Watchmaker Omega SA portrays itself as manufacturing its products with exacting control over even the smallest detail. A recent decision of the US Court of Appeals for the Ninth Circuit extends Omega’s control over its watches even further to include how they are imported into the United States by third parties.
In Omega v Costco the court ruled that the first sale doctrine is no defence to a copyright owner’s right to control the importation of foreign-manufactured goods into the United States. Omega manufactures its watches in Switzerland and sells them around the world. The back of each watch is engraved with a design that is registered with the US Copyright Office. The watches at issue were sold by Omega to an authorized non-US distributor. Through unnamed third parties, the watches were eventually imported into the United States and then sold to Costco, which sold them to consumers. However, Omega did not authorize their importation into the United States so sued Costco for infringement under Section 602(a) of the Copyright Act, claiming that its copyrighted goods could not be imported into the United States without its permission.
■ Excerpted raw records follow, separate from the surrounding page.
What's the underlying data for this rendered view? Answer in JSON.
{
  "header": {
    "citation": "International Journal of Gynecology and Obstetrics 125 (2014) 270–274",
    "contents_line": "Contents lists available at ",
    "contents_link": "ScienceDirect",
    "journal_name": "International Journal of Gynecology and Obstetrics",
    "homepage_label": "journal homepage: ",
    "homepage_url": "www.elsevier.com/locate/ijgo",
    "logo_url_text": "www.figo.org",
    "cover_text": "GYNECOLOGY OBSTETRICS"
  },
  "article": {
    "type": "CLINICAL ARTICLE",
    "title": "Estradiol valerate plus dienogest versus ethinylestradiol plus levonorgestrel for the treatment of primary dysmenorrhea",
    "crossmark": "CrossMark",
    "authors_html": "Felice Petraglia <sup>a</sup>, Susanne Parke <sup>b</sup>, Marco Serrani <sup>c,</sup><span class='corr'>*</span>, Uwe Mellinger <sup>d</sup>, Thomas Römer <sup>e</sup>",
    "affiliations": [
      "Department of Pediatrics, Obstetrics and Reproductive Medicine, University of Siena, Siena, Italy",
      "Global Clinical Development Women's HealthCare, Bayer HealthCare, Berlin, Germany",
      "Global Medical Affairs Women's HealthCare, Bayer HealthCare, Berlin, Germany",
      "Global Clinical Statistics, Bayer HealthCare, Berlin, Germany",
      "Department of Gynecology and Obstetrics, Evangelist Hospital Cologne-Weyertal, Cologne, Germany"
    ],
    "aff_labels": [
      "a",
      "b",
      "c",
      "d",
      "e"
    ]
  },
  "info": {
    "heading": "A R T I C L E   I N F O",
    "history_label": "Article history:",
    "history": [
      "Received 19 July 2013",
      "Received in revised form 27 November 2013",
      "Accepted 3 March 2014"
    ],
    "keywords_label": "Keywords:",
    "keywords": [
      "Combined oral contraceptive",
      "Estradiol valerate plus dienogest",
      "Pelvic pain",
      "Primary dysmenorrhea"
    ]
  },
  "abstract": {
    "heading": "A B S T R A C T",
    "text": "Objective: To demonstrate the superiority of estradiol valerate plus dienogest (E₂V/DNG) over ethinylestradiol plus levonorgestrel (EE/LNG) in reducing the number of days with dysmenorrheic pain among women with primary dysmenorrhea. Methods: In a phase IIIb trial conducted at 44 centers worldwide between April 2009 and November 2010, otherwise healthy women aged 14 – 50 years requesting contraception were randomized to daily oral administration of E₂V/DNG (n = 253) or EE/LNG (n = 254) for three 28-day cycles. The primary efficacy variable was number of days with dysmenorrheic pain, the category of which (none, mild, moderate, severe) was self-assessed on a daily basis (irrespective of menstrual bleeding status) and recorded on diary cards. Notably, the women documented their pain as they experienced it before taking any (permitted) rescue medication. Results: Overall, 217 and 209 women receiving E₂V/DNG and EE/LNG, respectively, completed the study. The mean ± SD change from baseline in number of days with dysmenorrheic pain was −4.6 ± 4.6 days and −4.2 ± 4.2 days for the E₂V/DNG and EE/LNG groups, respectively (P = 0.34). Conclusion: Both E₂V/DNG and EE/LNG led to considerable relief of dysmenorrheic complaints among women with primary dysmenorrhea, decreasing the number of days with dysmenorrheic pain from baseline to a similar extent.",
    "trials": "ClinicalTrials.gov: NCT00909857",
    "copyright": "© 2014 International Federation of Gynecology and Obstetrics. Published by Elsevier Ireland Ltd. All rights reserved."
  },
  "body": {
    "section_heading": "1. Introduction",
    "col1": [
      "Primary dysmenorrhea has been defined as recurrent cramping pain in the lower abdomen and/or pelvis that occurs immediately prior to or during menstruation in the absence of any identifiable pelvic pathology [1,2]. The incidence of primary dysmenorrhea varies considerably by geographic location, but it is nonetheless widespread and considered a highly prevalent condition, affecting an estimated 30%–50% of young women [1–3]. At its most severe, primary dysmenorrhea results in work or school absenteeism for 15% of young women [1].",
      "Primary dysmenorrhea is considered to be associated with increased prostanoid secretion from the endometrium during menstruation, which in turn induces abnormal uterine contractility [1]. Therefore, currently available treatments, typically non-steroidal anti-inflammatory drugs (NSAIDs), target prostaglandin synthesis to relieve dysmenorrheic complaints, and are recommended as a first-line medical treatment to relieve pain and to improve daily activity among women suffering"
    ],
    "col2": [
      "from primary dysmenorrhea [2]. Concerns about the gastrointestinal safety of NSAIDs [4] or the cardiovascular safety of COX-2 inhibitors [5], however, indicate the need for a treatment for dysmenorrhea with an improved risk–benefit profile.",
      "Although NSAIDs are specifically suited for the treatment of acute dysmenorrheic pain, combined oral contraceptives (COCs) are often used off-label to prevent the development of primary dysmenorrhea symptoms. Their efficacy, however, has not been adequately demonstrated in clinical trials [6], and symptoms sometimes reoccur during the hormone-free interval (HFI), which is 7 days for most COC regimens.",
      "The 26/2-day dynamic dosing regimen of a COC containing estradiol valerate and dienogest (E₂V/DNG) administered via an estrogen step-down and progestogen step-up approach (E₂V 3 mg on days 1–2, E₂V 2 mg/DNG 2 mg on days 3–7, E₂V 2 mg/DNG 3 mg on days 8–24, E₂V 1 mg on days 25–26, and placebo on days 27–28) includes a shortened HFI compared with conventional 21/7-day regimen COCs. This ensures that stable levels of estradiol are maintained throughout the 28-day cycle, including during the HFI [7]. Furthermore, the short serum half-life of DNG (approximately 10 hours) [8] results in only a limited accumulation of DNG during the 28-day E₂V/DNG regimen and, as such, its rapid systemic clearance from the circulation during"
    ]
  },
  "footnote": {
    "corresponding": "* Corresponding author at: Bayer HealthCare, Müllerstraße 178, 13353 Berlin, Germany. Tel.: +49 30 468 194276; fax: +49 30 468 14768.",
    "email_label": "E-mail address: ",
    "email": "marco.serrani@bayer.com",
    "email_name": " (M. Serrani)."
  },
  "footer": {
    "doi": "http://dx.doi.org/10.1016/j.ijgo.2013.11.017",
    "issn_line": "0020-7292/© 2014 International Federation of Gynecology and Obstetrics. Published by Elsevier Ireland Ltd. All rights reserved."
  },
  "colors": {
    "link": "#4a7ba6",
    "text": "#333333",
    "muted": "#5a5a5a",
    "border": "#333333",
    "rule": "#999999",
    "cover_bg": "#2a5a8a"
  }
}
Section 602(a) states:
“Importation into the United States, without the authority of the owner of copyright under this title, of copies… of a work that have been acquired outside the United States is an infringement of the exclusive right to distribute copies … under Section 106, actionable under Section 501.”
Costco relied on the first sale defence pursuant to Section 109(a), arguing that the authorized sale of the watches overseas eliminated any control Omega had over the watches as the copyright owner. It relied on L’anza v Quality King, in which the Supreme Court overruled a previous Ninth Circuit opinion to hold that Section 109(a) limited a copyright owner’s rights over importation, even when the sale occurred overseas. However, the goods in Quality King were manufactured in the United States, sold overseas and then imported back into the United States.
The Ninth Circuit read the Supreme Court’s Quality King opinion narrowly, construing it to apply solely to domestically manufactured goods. The court stated that due to the lack of discussion in Quality King regarding foreign-manufactured goods there was no clear ruling on the issue; therefore, earlier Ninth Circuit precedent that the first sale doctrine did not apply to foreign-manufactured goods was good law.
The circuit court’s narrow reading of Quality King was more than just splitting hairs. In any first sale doctrine case the manufacturing location is crucial because Section 109(a) states that the doctrine applies only to goods “lawfully made under this title”.
The Supreme Court has never conclusively ruled on the goods included in that clause, but in Quality King the majority hinted that the case’s holding did not apply to foreign-manufactured goods. Indeed, Justice Ginsberg’s concurrence explicitly said the holding did not apply to “cases in which the allegedly infringing imports were manufactured abroad”. Copyright scholars, such as Professor Nimmer, supported that viewpoint, and therefore the opinion of the Ninth Circuit in Omega as well, by stating that the “reasoning [of Quality King] effectively validates [the] requirement that manufacture of the subject goods take place within the United States in order to take advantage of the first-sale defence” (Nimmer Section 8.12(B)(6)(c)).